In this post, I will discuss a few simple techniques that can make your presentation stand out. It does take time to make a good presentation. However, it is well worth the investment.
Tip #1: Use PowerPoint Judiciously
These days, most good presentations make some use of visuals. The extent to which you should use visuals will vary a lot depending on your field. Nevertheless, there are a few basic things you should know if you will be using PowerPoint or another method of showing visuals.
- Never use less than 24 point font. If you use smaller font, people will not be able to see your information and you will have too much information on the slide.
- Use bullet points. PowerPoint slides do not need full sentences, and should never have a paragraph full of information.
- Use images effectively. You should have as little text as possible on the slide. One way to accomplish this is to have images on each slide, accompanied by a small amount of text.
- Never put your presentation on the slides and read from the slides.
- Do not have too many slides. Definitely do not have more than one slide per minute of presentation.
Tip #2: There is a formula to academic presentations. Use it.
Once you have become an expert at giving fabulous presentations, you can deviate from the formula. However, if you are a newbie, you need to follow the formula. Again, this will vary by the field. However, I will give an example from my field – sociology – to give you an idea as to what the format should look like.

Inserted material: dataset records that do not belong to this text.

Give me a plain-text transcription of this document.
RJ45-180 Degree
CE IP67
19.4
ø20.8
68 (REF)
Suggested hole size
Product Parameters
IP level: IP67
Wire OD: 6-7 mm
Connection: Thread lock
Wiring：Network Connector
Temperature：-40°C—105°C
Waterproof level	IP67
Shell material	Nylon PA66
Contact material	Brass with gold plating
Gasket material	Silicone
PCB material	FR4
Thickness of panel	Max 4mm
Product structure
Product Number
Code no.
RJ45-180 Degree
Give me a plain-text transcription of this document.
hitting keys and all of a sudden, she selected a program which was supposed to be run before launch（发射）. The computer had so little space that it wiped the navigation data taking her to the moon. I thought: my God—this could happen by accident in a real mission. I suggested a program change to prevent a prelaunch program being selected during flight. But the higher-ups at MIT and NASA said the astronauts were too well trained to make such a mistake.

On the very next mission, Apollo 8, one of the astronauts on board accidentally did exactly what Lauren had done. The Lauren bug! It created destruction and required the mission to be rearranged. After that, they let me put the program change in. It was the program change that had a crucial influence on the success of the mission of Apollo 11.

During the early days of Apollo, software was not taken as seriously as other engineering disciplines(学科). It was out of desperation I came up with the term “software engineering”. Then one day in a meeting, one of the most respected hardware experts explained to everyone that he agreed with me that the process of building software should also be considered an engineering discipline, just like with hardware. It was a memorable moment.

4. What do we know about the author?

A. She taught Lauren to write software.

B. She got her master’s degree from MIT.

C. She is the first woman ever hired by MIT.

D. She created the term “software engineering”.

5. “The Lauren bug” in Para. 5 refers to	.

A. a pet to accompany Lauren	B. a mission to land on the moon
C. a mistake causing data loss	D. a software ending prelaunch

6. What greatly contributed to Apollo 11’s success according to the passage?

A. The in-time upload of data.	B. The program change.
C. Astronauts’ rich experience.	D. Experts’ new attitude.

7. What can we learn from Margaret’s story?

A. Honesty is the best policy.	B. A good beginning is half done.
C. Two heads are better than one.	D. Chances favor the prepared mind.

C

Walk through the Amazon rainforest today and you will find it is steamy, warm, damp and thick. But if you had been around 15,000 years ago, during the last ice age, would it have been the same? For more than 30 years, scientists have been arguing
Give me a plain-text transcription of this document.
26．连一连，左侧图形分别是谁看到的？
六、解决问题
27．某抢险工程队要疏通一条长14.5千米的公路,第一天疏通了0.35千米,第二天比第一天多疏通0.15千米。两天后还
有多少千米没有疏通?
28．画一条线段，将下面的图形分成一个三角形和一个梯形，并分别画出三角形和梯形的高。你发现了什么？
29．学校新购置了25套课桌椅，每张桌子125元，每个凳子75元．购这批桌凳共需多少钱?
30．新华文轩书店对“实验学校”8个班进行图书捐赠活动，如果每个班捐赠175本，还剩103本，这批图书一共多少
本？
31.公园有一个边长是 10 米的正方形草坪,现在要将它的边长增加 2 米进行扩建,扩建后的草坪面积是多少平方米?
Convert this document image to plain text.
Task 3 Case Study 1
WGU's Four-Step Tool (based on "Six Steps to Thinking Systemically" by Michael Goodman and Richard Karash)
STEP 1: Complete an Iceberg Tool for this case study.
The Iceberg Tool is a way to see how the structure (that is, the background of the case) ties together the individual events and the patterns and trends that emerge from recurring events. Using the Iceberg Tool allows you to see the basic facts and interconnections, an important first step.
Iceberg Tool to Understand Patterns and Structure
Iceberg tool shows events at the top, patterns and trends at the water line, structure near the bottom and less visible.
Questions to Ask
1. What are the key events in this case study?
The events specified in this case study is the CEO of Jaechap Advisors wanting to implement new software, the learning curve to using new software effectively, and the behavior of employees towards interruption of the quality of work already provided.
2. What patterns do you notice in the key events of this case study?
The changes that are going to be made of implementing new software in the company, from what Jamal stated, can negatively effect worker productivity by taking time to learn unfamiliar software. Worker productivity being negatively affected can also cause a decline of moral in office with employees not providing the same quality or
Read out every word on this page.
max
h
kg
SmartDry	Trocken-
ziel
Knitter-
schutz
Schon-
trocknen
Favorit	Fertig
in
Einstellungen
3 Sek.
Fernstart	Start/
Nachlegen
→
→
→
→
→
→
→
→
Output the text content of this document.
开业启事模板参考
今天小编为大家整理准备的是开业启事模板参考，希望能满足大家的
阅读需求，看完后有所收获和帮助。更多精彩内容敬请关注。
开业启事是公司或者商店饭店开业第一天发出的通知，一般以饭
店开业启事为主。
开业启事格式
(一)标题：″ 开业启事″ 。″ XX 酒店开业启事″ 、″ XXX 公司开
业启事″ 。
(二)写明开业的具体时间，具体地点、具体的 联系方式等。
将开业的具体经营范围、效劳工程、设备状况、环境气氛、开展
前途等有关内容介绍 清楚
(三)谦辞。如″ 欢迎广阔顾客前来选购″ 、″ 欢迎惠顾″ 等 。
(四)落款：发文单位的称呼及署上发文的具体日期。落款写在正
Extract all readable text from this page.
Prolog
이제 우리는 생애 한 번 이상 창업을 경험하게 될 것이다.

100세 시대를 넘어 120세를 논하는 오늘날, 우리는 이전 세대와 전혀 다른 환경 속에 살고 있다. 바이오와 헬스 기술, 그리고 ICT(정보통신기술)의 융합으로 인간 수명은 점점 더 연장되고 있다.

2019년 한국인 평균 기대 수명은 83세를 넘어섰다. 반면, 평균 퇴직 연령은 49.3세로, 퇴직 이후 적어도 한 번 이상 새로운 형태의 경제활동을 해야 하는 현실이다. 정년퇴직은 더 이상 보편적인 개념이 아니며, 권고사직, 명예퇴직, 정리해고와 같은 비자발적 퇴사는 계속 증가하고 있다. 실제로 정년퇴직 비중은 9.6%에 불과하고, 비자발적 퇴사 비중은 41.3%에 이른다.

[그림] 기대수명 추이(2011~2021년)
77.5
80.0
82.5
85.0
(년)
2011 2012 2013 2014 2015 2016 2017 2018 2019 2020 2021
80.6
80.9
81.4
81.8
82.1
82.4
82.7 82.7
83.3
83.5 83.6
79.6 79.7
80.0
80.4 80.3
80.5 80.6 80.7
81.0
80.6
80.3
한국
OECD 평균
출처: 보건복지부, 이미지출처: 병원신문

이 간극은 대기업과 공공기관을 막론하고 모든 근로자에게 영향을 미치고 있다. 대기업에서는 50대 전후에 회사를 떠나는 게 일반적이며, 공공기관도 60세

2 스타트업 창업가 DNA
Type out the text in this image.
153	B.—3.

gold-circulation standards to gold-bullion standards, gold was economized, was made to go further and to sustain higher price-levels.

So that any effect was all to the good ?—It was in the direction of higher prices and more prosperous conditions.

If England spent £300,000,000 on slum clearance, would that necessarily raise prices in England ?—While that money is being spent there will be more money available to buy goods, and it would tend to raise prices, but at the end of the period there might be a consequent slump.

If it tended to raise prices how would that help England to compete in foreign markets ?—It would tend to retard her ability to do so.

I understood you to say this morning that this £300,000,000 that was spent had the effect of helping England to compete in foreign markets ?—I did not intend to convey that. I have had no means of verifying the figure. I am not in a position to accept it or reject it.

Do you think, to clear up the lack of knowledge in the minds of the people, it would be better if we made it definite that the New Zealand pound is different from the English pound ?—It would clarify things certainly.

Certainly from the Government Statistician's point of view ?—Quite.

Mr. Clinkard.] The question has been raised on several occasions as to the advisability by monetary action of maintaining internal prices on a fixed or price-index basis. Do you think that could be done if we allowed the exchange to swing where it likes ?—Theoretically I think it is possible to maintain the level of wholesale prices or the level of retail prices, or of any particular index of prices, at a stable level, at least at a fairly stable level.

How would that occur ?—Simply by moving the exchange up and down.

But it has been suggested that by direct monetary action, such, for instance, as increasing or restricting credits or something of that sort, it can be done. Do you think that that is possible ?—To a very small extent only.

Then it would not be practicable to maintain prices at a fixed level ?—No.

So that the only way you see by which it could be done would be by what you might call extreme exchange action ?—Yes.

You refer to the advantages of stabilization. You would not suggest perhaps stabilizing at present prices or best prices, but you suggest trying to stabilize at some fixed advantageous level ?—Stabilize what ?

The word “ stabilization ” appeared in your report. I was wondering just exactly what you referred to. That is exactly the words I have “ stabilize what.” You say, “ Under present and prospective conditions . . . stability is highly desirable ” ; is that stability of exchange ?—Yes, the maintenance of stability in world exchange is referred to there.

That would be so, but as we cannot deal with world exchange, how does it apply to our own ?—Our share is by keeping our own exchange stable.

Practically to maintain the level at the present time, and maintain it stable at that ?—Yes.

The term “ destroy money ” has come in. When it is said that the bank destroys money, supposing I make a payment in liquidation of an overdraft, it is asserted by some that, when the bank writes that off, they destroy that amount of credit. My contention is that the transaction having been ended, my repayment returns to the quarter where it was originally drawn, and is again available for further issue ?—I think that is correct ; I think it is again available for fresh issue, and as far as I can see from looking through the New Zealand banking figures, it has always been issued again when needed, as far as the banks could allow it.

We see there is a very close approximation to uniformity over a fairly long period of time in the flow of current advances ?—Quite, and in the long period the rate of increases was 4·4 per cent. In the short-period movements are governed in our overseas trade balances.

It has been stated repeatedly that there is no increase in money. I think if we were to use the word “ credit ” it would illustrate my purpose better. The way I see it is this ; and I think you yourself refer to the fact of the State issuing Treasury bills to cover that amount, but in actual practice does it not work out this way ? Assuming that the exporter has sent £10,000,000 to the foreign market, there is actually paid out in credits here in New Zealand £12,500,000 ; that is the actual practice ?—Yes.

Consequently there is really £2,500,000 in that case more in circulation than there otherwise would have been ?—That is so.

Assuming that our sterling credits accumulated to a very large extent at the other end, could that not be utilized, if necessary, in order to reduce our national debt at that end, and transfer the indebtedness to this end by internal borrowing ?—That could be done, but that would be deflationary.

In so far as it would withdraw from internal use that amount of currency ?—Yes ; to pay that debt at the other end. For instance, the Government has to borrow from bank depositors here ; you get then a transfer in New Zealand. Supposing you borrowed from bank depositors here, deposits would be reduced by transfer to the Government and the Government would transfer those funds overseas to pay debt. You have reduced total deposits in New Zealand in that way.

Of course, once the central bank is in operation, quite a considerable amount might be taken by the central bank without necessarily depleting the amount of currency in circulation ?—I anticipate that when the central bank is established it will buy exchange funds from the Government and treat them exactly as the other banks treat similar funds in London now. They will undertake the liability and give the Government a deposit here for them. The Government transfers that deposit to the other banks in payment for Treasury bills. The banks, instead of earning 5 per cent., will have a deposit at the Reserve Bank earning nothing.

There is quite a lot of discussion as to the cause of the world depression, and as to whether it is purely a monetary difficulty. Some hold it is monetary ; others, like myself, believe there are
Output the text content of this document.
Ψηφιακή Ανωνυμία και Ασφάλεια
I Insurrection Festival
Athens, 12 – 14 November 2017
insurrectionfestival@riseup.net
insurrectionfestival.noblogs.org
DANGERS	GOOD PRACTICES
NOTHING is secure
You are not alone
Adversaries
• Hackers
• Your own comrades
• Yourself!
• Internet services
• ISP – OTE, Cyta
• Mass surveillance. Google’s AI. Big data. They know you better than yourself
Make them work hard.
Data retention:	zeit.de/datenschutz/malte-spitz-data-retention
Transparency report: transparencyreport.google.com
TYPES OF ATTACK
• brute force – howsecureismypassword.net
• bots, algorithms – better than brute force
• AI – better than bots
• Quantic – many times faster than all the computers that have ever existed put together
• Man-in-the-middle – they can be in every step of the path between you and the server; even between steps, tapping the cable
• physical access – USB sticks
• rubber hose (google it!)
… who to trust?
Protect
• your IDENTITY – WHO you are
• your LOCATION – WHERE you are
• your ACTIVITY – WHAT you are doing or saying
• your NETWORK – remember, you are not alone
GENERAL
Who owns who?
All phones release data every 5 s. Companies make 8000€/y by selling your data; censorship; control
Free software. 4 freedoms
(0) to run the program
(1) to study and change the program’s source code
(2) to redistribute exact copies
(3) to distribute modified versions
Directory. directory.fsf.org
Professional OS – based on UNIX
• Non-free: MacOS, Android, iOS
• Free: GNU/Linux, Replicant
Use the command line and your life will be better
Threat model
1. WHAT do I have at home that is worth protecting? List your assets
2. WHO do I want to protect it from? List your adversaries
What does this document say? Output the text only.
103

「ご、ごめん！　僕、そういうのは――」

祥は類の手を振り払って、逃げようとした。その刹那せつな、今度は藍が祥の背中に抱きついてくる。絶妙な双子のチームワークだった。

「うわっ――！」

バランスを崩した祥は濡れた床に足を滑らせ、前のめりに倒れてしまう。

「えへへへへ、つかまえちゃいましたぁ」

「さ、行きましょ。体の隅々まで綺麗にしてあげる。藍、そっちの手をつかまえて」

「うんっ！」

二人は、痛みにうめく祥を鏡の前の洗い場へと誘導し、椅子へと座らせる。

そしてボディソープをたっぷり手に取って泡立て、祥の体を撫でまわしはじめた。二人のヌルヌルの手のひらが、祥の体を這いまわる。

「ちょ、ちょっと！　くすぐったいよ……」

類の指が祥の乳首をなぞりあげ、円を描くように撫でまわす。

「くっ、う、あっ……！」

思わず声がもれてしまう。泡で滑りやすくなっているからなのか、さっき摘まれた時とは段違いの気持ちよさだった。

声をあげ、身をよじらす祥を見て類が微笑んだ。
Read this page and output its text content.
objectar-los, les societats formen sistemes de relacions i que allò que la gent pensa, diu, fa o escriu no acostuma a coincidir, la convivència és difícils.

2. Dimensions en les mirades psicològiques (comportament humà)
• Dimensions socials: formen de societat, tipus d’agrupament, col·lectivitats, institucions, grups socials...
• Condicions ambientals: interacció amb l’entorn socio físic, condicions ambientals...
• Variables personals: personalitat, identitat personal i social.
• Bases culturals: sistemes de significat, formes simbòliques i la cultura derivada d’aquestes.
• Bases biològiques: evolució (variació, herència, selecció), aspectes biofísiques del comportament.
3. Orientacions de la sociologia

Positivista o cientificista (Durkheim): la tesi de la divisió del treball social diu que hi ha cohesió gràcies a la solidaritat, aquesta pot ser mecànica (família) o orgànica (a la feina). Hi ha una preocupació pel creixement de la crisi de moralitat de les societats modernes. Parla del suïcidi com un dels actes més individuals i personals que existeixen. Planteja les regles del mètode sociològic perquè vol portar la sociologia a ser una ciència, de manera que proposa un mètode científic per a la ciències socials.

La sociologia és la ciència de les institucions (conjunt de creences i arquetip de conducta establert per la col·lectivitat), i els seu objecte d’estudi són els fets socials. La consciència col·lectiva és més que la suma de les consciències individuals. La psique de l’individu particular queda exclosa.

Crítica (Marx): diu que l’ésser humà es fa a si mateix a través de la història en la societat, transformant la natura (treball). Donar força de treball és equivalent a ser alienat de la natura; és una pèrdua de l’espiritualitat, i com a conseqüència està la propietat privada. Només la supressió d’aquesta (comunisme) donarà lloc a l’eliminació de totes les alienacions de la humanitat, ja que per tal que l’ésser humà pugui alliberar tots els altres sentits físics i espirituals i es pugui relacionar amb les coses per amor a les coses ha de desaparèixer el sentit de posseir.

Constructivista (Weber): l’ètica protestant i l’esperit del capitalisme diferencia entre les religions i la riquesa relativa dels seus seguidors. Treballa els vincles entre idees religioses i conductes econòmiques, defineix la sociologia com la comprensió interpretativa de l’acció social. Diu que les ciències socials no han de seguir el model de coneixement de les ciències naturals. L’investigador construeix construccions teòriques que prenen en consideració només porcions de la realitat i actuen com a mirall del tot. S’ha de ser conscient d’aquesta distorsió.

- Theoretical Framework/Research Question
- Methodology/Case Selection
- Background/Literature Review
- Discussion of Data/Results
Tip #3: The audience wants to hear about your research. Tell them.
One of the most common mistakes I see in people giving presentations is that they present only information I already know. This usually happens when they spend nearly all of the presentation going over the existing literature and giving background information on their particular case. You need only to discuss the literature with which you are directly engaging and contributing. Your background information should only include what is absolutely necessary. If you are giving a 15-minute presentation, by the 6th minute, you need to be discussing your data or case study.
Tip #4: Practice. Practice. Practice.
You need to practice your presentation in full before you deliver it. You might feel silly delivering your presentation to your cat or your toddler, but you need to do it and do it again. You need to practice to ensure that your presentation fits within the time parameters. Practicing also makes it flow better. You can’t practice too many times.
Tip #5: Keep To Your Time Limit
If you have ten minutes to present, prepare ten minutes of material. No more. Even if you only have seven minutes, you need to finish within the allotted time. If you will be reading, a general rule of thumb is two minutes per typed, double-spaced page. For a fifteen minute talk, you should have no more than 7 double-spaced pages of material.